Death By Children's All Inclusive Back to School Sale and End of Summer Halo 3 Body Count
I'm bleary eyed and woggly because it's the last week before school and my kids are attempting to induce sleep deprivation psychosis because, apparently, there's some kind of unspoken contest to see who's groggiest on the first day of school.
The young hommes d'G has been on a three day killing spree on Halo 3, Army of 2, and Call of Duty and is going to walk away from summer with Post Traumatic Stress Disorder and a pack of Lucky's rolled up in his shirt sleeve.
The girl child remains obsessed with her monosyllabic post-midnight-calling flop-haired paramour to the exclusion of everything else including sunlight and food. She has to annotate Into the Wild, the hippy bush death manifesto, by Tuesday and I'm relentless and cruel in my efforts to keep her focussed.
The niece is about to finally abandon us for Portland, Hippy Mecca, the Haight Ashbury of the 21st century, leaving me defenseless and alone before the drooling horde of drowsy, unwashed, wrinkled, laze narcotized, couch dwelling summertards my children have become.
I have had to go downstairs every night and threaten my hideous spawn with torture and maiming to get them into bed using what I believe is the sane argument of pointing to the clock where it is plainly after 2 am, well past the allowable period of microwaving popcorn, playing Halo, and watching the "Mysterious Ticking Noise"YouTube video three hundred and seventy four times without headphones.
It would be one thing if I came downstairs to find them studying Latin or using a ouija board or engaging the ring valve on the flux capacitor or something useful, something that shows their mind is vibrant and spinning in its gambols but no, I come down and they are pasted into the back of the couch, eyes wide and glazed, face bathed in a gray light from the computer, from the TV, from the video game, mouth partially open, like grandma after three days at the slots.
And I'm not much better. I usually reserve the summer for drooling and watching tv and then maybe drooling but I put a bid on a fun job and I won so I've been working all the time and not paying attention unless I smell fire or hear sirens. I walked into the living room today and realized the boy child hadn't bathed in . . . well, I actually can't remember which is bad since he will only take a bath after I'm literally holding his Xbox out the window so I should recall his last ablution. I did notice the dog stopped sleeping with him.

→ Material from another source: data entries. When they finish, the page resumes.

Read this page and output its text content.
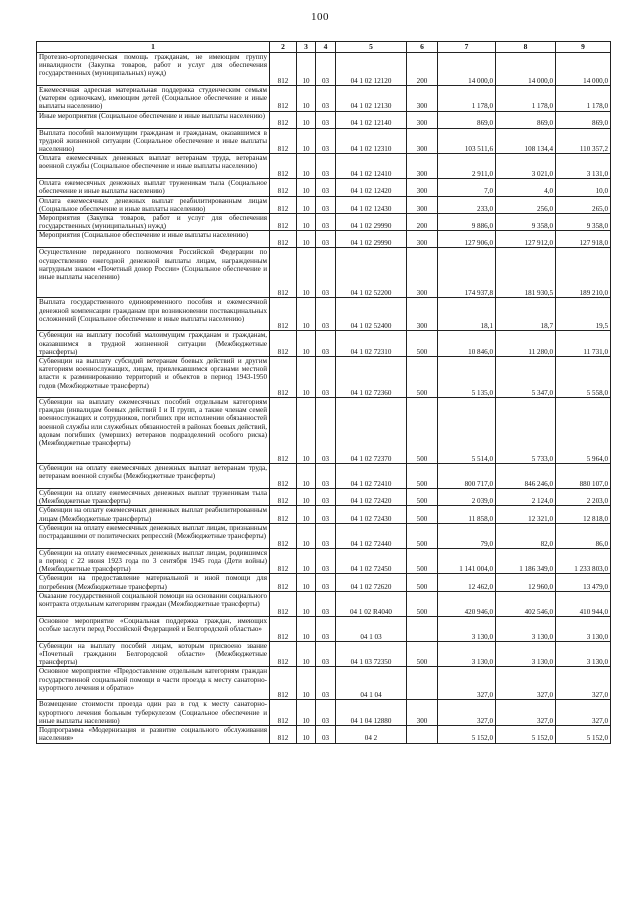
100
1	2	3	4	5	6	7	8	9
Протезно-ортопедическая помощь гражданам, не имеющим группу инвалидности (Закупка товаров, работ и услуг для обеспечения государственных (муниципальных) нужд)	812	10	03	04 1 02 12120	200	14 000,0	14 000,0	14 000,0
Ежемесячная адресная материальная поддержка студенческим семьям (матерям одиночкам), имеющим детей (Социальное обеспечение и иные выплаты населению)	812	10	03	04 1 02 12130	300	1 178,0	1 178,0	1 178,0
Иные мероприятия (Социальное обеспечение и иные выплаты населению)	812	10	03	04 1 02 12140	300	869,0	869,0	869,0
Выплата пособий малоимущим гражданам и гражданам, оказавшимся в трудной жизненной ситуации (Социальное обеспечение и иные выплаты населению)	812	10	03	04 1 02 12310	300	103 511,6	108 134,4	110 357,2
Оплата ежемесячных денежных выплат ветеранам труда, ветеранам военной службы (Социальное обеспечение и иные выплаты населению)	812	10	03	04 1 02 12410	300	2 911,0	3 021,0	3 131,0
Оплата ежемесячных денежных выплат труженикам тыла (Социальное обеспечение и иные выплаты населению)	812	10	03	04 1 02 12420	300	7,0	4,0	10,0
Оплата ежемесячных денежных выплат реабилитированным лицам (Социальное обеспечение и иные выплаты населению)	812	10	03	04 1 02 12430	300	233,0	256,0	265,0
Мероприятия (Закупка товаров, работ и услуг для обеспечения государственных (муниципальных) нужд)	812	10	03	04 1 02 29990	200	9 886,0	9 358,0	9 358,0
Мероприятия (Социальное обеспечение и иные выплаты населению)	812	10	03	04 1 02 29990	300	127 906,0	127 912,0	127 918,0
Осуществление переданного полномочия Российской Федерации по осуществлению ежегодной денежной выплаты лицам, награжденным нагрудным знаком «Почетный донор России» (Социальное обеспечение и иные выплаты населению)	812	10	03	04 1 02 52200	300	174 937,8	181 930,5	189 210,0
Выплата государственного единовременного пособия и ежемесячной денежной компенсации гражданам при возникновении поствакцинальных осложнений (Социальное обеспечение и иные выплаты населению)	812	10	03	04 1 02 52400	300	18,1	18,7	19,5
Субвенции на выплату пособий малоимущим гражданам и гражданам, оказавшимся в трудной жизненной ситуации (Межбюджетные трансферты)	812	10	03	04 1 02 72310	500	10 846,0	11 280,0	11 731,0
Субвенции на выплату субсидий ветеранам боевых действий и другим категориям военнослужащих, лицам, привлекавшимся органами местной власти к разминированию территорий и объектов в период 1943-1950 годов (Межбюджетные трансферты)	812	10	03	04 1 02 72360	500	5 135,0	5 347,0	5 558,0
Субвенции на выплату ежемесячных пособий отдельным категориям граждан (инвалидам боевых действий I и II групп, а также членам семей военнослужащих и сотрудников, погибших при исполнении обязанностей военной службы или служебных обязанностей в районах боевых действий, вдовам погибших (умерших) ветеранов подразделений особого риска) (Межбюджетные трансферты)	812	10	03	04 1 02 72370	500	5 514,0	5 733,0	5 964,0
Субвенции на оплату ежемесячных денежных выплат ветеранам труда, ветеранам военной службы (Межбюджетные трансферты)	812	10	03	04 1 02 72410	500	800 717,0	846 246,0	880 107,0
Субвенции на оплату ежемесячных денежных выплат труженикам тыла (Межбюджетные трансферты)	812	10	03	04 1 02 72420	500	2 039,0	2 124,0	2 203,0
Субвенции на оплату ежемесячных денежных выплат реабилитированным лицам (Межбюджетные трансферты)	812	10	03	04 1 02 72430	500	11 858,0	12 321,0	12 818,0
Субвенции на оплату ежемесячных денежных выплат лицам, признанным пострадавшими от политических репрессий (Межбюджетные трансферты)	812	10	03	04 1 02 72440	500	79,0	82,0	86,0
Субвенции на оплату ежемесячных денежных выплат лицам, родившимся в период с 22 июня 1923 года по 3 сентября 1945 года (Дети войны) (Межбюджетные трансферты)	812	10	03	04 1 02 72450	500	1 141 004,0	1 186 349,0	1 233 803,0
Субвенции на предоставление материальной и иной помощи для погребения (Межбюджетные трансферты)	812	10	03	04 1 02 72620	500	12 462,0	12 960,0	13 479,0
Оказание государственной социальной помощи на основании социального контракта отдельным категориям граждан (Межбюджетные трансферты)	812	10	03	04 1 02 R4040	500	420 946,0	402 546,0	410 944,0
Основное мероприятие «Социальная поддержка граждан, имеющих особые заслуги перед Российской Федерацией и Белгородской областью»	812	10	03	04 1 03		3 130,0	3 130,0	3 130,0
Субвенции на выплату пособий лицам, которым присвоено звание «Почетный гражданин Белгородской области» (Межбюджетные трансферты)	812	10	03	04 1 03 72350	500	3 130,0	3 130,0	3 130,0
Основное мероприятие «Предоставление отдельным категориям граждан государственной социальной помощи в части проезда к месту санаторно-курортного лечения и обратно»	812	10	03	04 1 04		327,0	327,0	327,0
Возмещение стоимости проезда один раз в год к месту санаторно-курортного лечения больным туберкулезом (Социальное обеспечение и иные выплаты населению)	812	10	03	04 1 04 12880	300	327,0	327,0	327,0
Подпрограмма «Модернизация и развитие социального обслуживания населения»	812	10	03	04 2		5 152,0	5 152,0	5 152,0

What I'm saying is I can't wait for school to start so I can have my routine back, so I can have a house where the walls don't ring from ordinance and if the phone rings at midnight it means somebody got hit by a truck and breakfast is at 6:30, not 2 o'clock in the afternoon. I want my life back. I want peace and quiet. I want normal again. Thank God for school.
Please save me: my children are trying to kill me.
Christopher Garlington is currently weaning himself from his obsession with do-rags in order to appear more like a grown-up in the presence of his children. As soon as he opens his mouth or tells a story you know, pretty much, everything’s going to end up as a fart joke or a story about puke. His Christmas tree is currently in the running for longest standing post-holiday decoration in the posh, Northside Chicago neighborhood where he lives with his wife and two kids. Mr. Garlington was born in Birmingham, AL and raised briefly in the hills of Shelby County and then for a seemingly unendurable enternity among the lakes and groves of Lake County, FL. He considers himself a southern writer. He has one tattoo. He has no college education. He makes perfect gumbo.